In fact of course they were knocked together by a tribe of boozy Brits taking part in a totally useless exercise orchestrated by visiting aliens on an anthropological kick.
However, in defence of those boozy Brits smashed out of their primitive brains on cheap mead, they made rather a good job of it and bits of it falling down over the years had nothing to do with them putting in dodgy foundations.
The truth behind their slightly ruined state has been revealed in the newly published diary of Lady Caroline Lamb, who knew everybody and could never pass up a good party.
It seems that for the last millennia or so the land on which Stonehenge stands had been part of the ancestral estate of the Earls of Parsonsnose
The 23rd Earl, Earl Roscoe, had been well known for the wildest drunken parties in Regency England, and when almost sober was also a gentleman amateur astrologer.

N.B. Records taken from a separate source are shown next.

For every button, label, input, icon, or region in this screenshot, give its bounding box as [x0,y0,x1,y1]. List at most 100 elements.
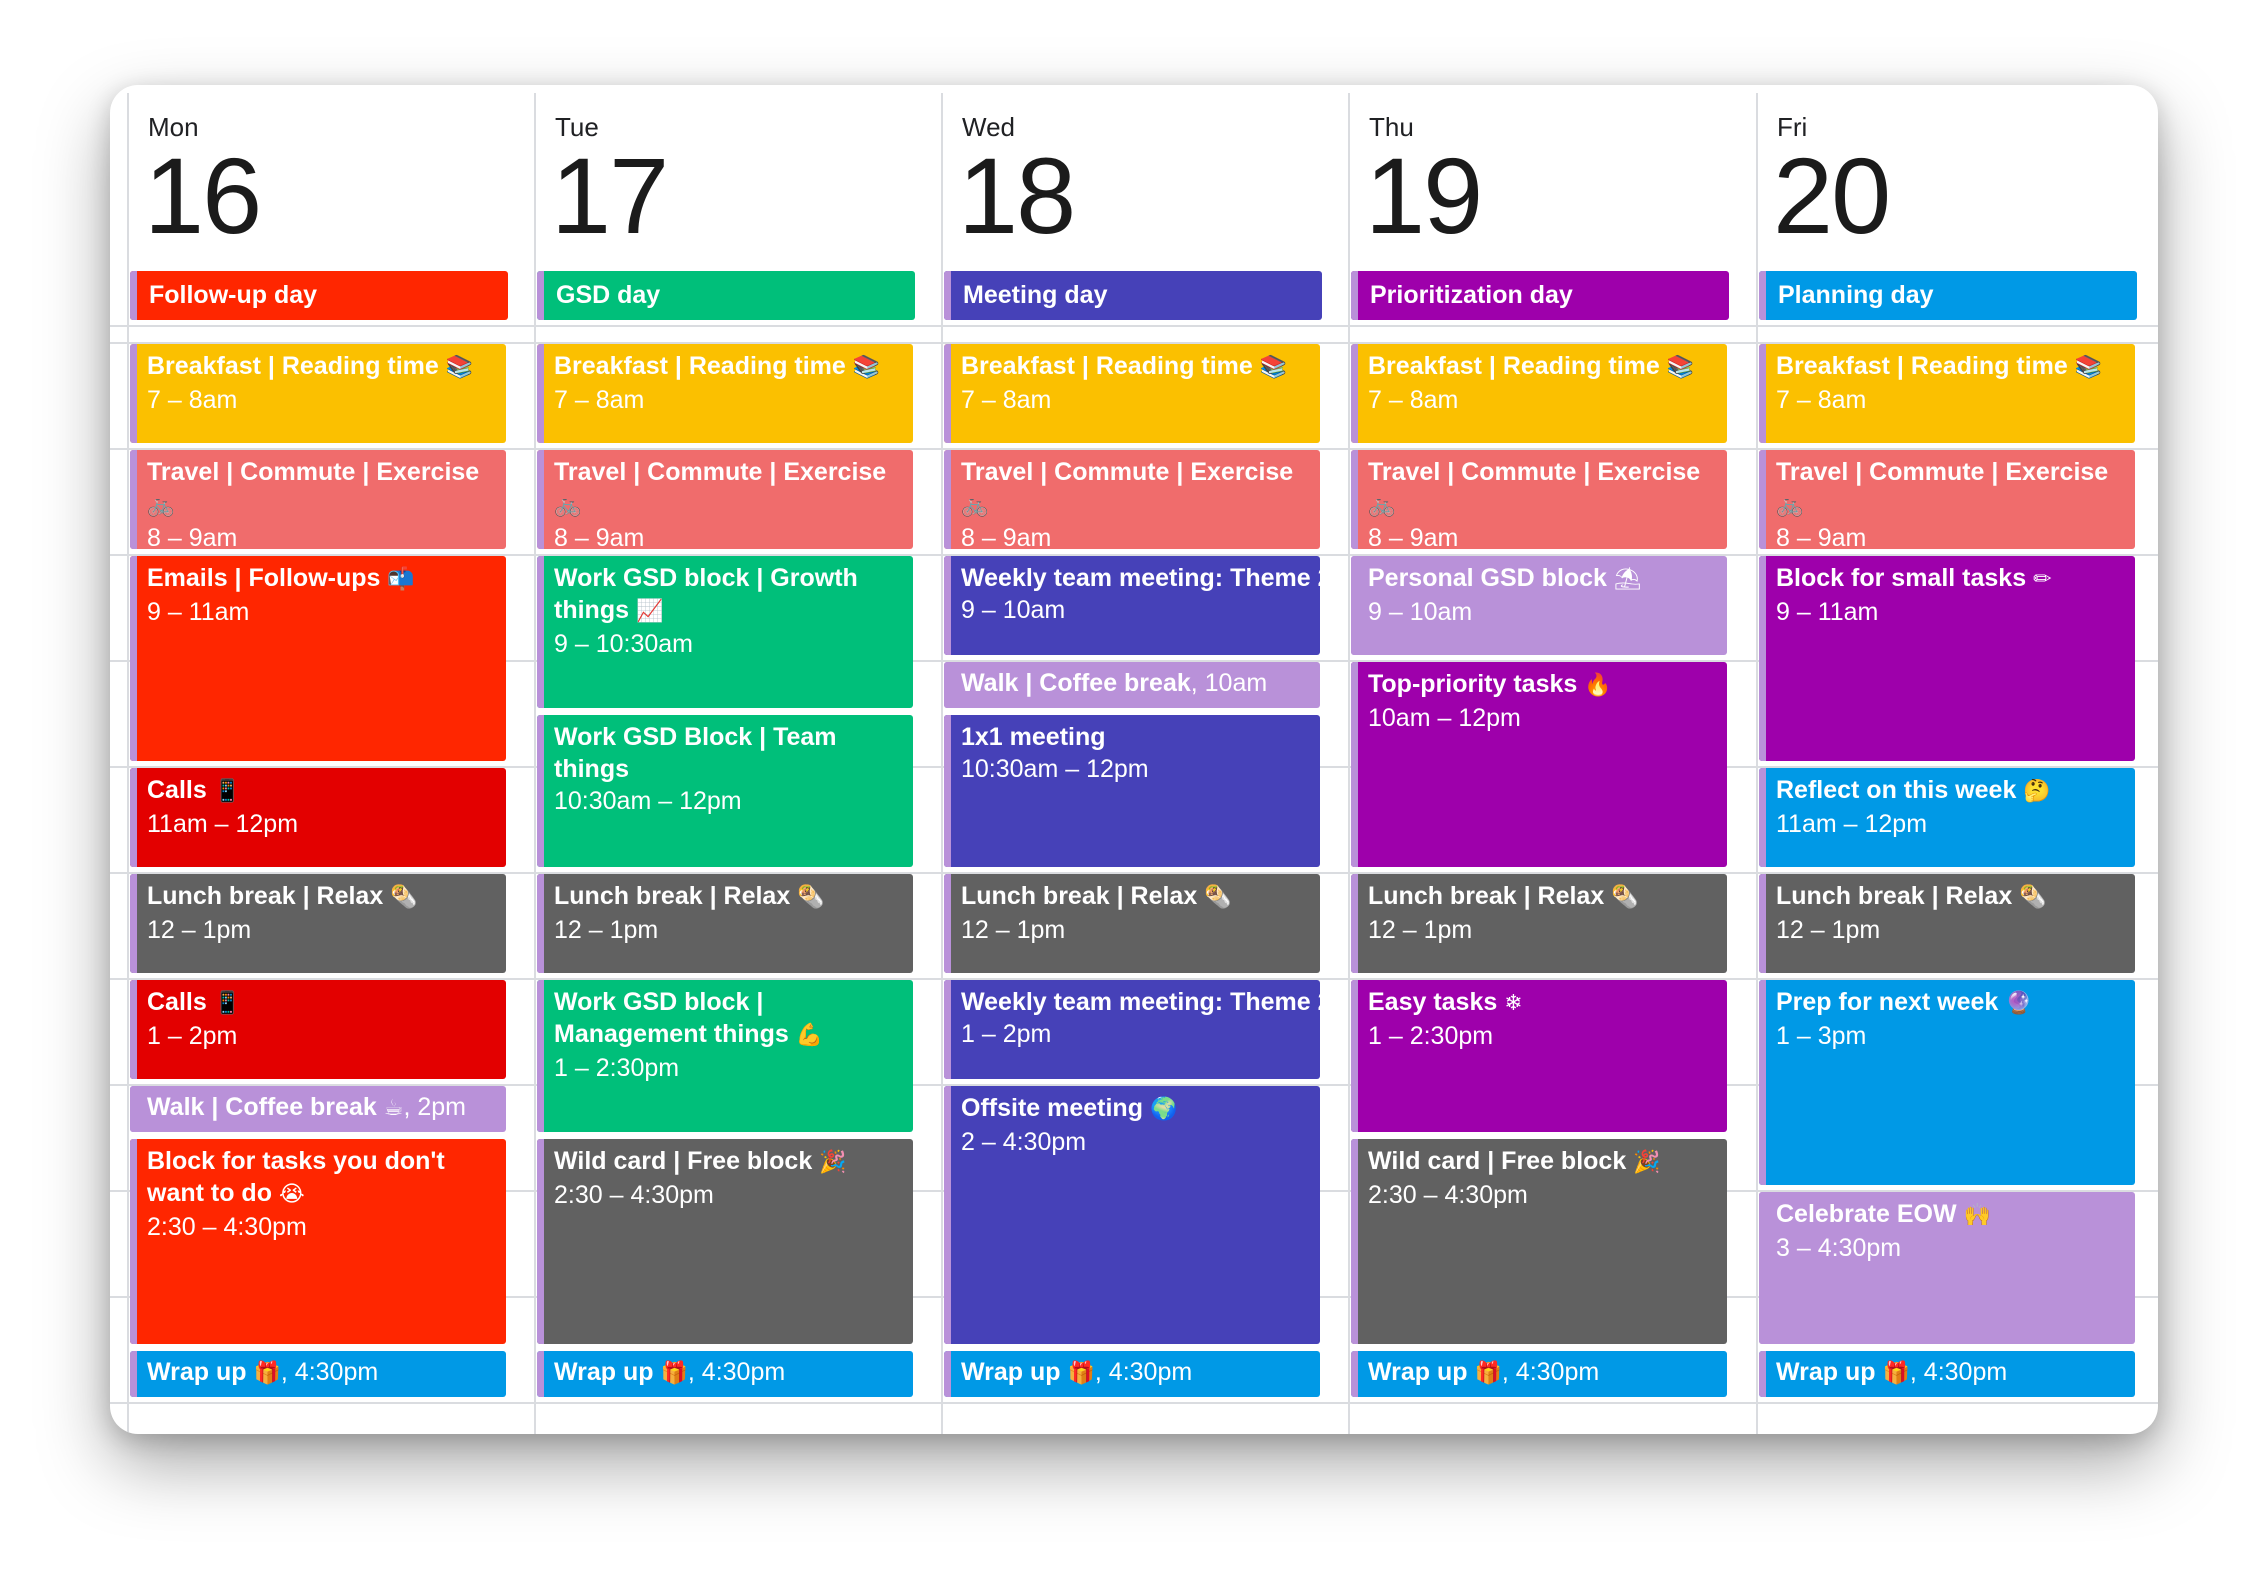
event-emoji-icon: 🚲 [961,493,989,518]
calendar-event[interactable]: Block for tasks you don't want to do 😭 2:… [130,1139,506,1344]
calendar-event[interactable]: Lunch break | Relax 🌯 12 – 1pm [130,874,506,973]
event-time: 11am – 12pm [1776,810,1928,838]
event-title-text: Travel | Commute | Exercise [554,458,887,486]
day-number[interactable]: 20 [1773,136,1891,256]
calendar-event[interactable]: Travel | Commute | Exercise 🚲 8 – 9am [537,450,913,549]
calendar-event[interactable]: Weekly team meeting: Theme 2 1 – 2pm [944,980,1320,1079]
calendar-event[interactable]: Travel | Commute | Exercise 🚲 8 – 9am [1759,450,2135,549]
event-time: 9 – 11am [147,598,250,626]
event-time: 7 – 8am [147,386,238,414]
calendar-event[interactable]: Wrap up 🎁, 4:30pm [537,1351,913,1397]
calendar-event[interactable]: Wrap up 🎁, 4:30pm [130,1351,506,1397]
calendar-color-stripe [537,556,544,708]
column-divider [941,93,943,1434]
calendar-color-stripe [944,344,951,443]
event-title-text: Lunch break | Relax [147,882,384,910]
calendar-event[interactable]: Wrap up 🎁, 4:30pm [944,1351,1320,1397]
event-time: 8 – 9am [1368,524,1459,549]
day-number[interactable]: 18 [958,136,1076,256]
calendar-color-stripe [1351,344,1358,443]
event-title: Prep for next week 🔮 [1776,986,2135,1020]
event-time: 7 – 8am [1776,386,1867,414]
day-number[interactable]: 16 [144,136,262,256]
calendar-event[interactable]: Reflect on this week 🤔 11am – 12pm [1759,768,2135,867]
event-emoji-icon: 📱 [213,779,242,804]
calendar-color-stripe [537,344,544,443]
calendar-color-stripe [944,662,951,708]
all-day-event[interactable]: Follow-up day [130,271,508,320]
event-emoji-icon: 🚲 [147,493,175,518]
calendar-event[interactable]: Breakfast | Reading time 📚 7 – 8am [1351,344,1727,443]
calendar-color-stripe [1351,1351,1358,1397]
calendar-event[interactable]: Work GSD block | Growth things 📈 9 – 10:3… [537,556,913,708]
calendar-event[interactable]: Wrap up 🎁, 4:30pm [1351,1351,1727,1397]
calendar-color-stripe [1351,556,1358,655]
all-day-event[interactable]: GSD day [537,271,915,320]
calendar-event[interactable]: Breakfast | Reading time 📚 7 – 8am [1759,344,2135,443]
calendar-event[interactable]: Breakfast | Reading time 📚 7 – 8am [130,344,506,443]
calendar-event[interactable]: Top-priority tasks 🔥 10am – 12pm [1351,662,1727,867]
event-time: 8 – 9am [1776,524,1867,549]
calendar-event[interactable]: Wrap up 🎁, 4:30pm [1759,1351,2135,1397]
calendar-color-stripe [130,874,137,973]
event-title-text: Emails | Follow-ups [147,564,381,592]
event-title-text: Offsite meeting [961,1094,1143,1122]
calendar-color-stripe [130,344,137,443]
day-number[interactable]: 19 [1365,136,1483,256]
calendar-event[interactable]: Walk | Coffee break, 10am [944,662,1320,708]
event-time: 1 – 3pm [1776,1022,1867,1050]
all-day-event[interactable]: Planning day [1759,271,2137,320]
calendar-event[interactable]: Travel | Commute | Exercise 🚲 8 – 9am [130,450,506,549]
calendar-event[interactable]: Wild card | Free block 🎉 2:30 – 4:30pm [1351,1139,1727,1344]
calendar-color-stripe [130,271,137,320]
event-title-text: Wrap up [147,1358,247,1386]
calendar-event[interactable]: Lunch break | Relax 🌯 12 – 1pm [1759,874,2135,973]
event-emoji-icon: 📈 [635,599,664,624]
event-title-text: Work GSD block | Management things [554,988,789,1048]
calendar-event[interactable]: Easy tasks ❄ 1 – 2:30pm [1351,980,1727,1132]
calendar-event[interactable]: Breakfast | Reading time 📚 7 – 8am [537,344,913,443]
calendar-event[interactable]: Lunch break | Relax 🌯 12 – 1pm [1351,874,1727,973]
event-time: 3 – 4:30pm [1776,1234,1902,1262]
calendar-event[interactable]: 1x1 meeting 10:30am – 12pm [944,715,1320,867]
calendar-color-stripe [130,1351,137,1397]
calendar-event[interactable]: Personal GSD block ⛱ 9 – 10am [1351,556,1727,655]
calendar-event[interactable]: Block for small tasks ✏ 9 – 11am [1759,556,2135,761]
calendar-event[interactable]: Celebrate EOW 🙌 3 – 4:30pm [1759,1192,2135,1344]
calendar-event[interactable]: Work GSD Block | Team things 10:30am – 12… [537,715,913,867]
calendar-event[interactable]: Weekly team meeting: Theme 2 9 – 10am [944,556,1320,655]
calendar-event[interactable]: Calls 📱 11am – 12pm [130,768,506,867]
event-emoji-icon: ☕ [383,1096,404,1121]
event-emoji-icon: 🤔 [2023,779,2051,804]
event-emoji-icon: 🌯 [2019,885,2047,910]
calendar-event[interactable]: Lunch break | Relax 🌯 12 – 1pm [537,874,913,973]
calendar-event[interactable]: Prep for next week 🔮 1 – 3pm [1759,980,2135,1185]
calendar-event[interactable]: Travel | Commute | Exercise 🚲 8 – 9am [944,450,1320,549]
calendar-event[interactable]: Offsite meeting 🌍 2 – 4:30pm [944,1086,1320,1344]
calendar-color-stripe [944,450,951,549]
event-title: Weekly team meeting: Theme 2 [961,986,1320,1018]
day-number[interactable]: 17 [551,136,669,256]
event-title: Block for tasks you don't want to do 😭 [147,1145,506,1211]
event-time: 12 – 1pm [554,916,659,944]
calendar-color-stripe [944,874,951,973]
column-divider [534,93,536,1434]
calendar-color-stripe [130,556,137,761]
event-title-text: Walk | Coffee break [147,1093,377,1121]
calendar-event[interactable]: Calls 📱 1 – 2pm [130,980,506,1079]
calendar-color-stripe [537,1351,544,1397]
calendar-event[interactable]: Lunch break | Relax 🌯 12 – 1pm [944,874,1320,973]
event-title: Travel | Commute | Exercise 🚲 [554,456,913,522]
event-time: , 10am [1190,669,1268,697]
calendar-color-stripe [1759,344,1766,443]
event-time: 7 – 8am [1368,386,1459,414]
all-day-event[interactable]: Prioritization day [1351,271,1729,320]
calendar-event[interactable]: Wild card | Free block 🎉 2:30 – 4:30pm [537,1139,913,1344]
calendar-event[interactable]: Emails | Follow-ups 📬 9 – 11am [130,556,506,761]
calendar-event[interactable]: Travel | Commute | Exercise 🚲 8 – 9am [1351,450,1727,549]
calendar-event[interactable]: Breakfast | Reading time 📚 7 – 8am [944,344,1320,443]
calendar-event[interactable]: Walk | Coffee break ☕, 2pm [130,1086,506,1132]
calendar-color-stripe [944,556,951,655]
calendar-event[interactable]: Work GSD block | Management things 💪 1 – … [537,980,913,1132]
all-day-event[interactable]: Meeting day [944,271,1322,320]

As his usual guests were a rowdy bunch and had trashed his Manor House on several occasions, the Earl had taken to holding his parties outdoors by converting Stonehenge into a large tent by draping some spare canvas sails from HMS Victory over several stones and lintels.
Luckily, Lord Nelson was always ready to flog Navy stores for cash to support his affair with Lady Hamilton and only brought on the battle of Trafalgar because he needed some prize money from the sale of captured ships.
Earl Roscoe cast his horoscopes using a brass Navy telescope which he had bought from Lord Nelson.
The biggest damage occurred during the birthday debauch he threw for mad, bad, Lord Byron at which Lord Roscoe had promised to cast a horoscope for the birthday boy.
To get a good look at the conjunction of Venus and Mercury without having to move his ample posterior from his comfortably cushioned chair, he channelled his party guests' surplus energy into knocking over some inconvenient stones which obscured his line of sight.
Bashing about an ancient monument did not worry him much, as his business enterprises had already recycled half of Hadrian's Wall into the pig sties and the outdoor privies of most of Scotland.
Alas for Lord Byron - Lord Roscoe had forecast a 123 year lifespan and marriage to the Princess, later Queen, Victoria.
Little Vicky however wisely kept well clear of him, while Byron died young in the hills of far off Greece by what was most likely a smorgasbord of diseases of indulgence.
It seems Lord Roscoe, a self-made alcoholic, was never too certain which end of his telescope he was looking through anyway. He had successfully concealed his alcoholism from his rich and famous friends because they had never ever seen him sober and because his behaviour when sloshed was about the same as that which passed for normal for most of the gentry.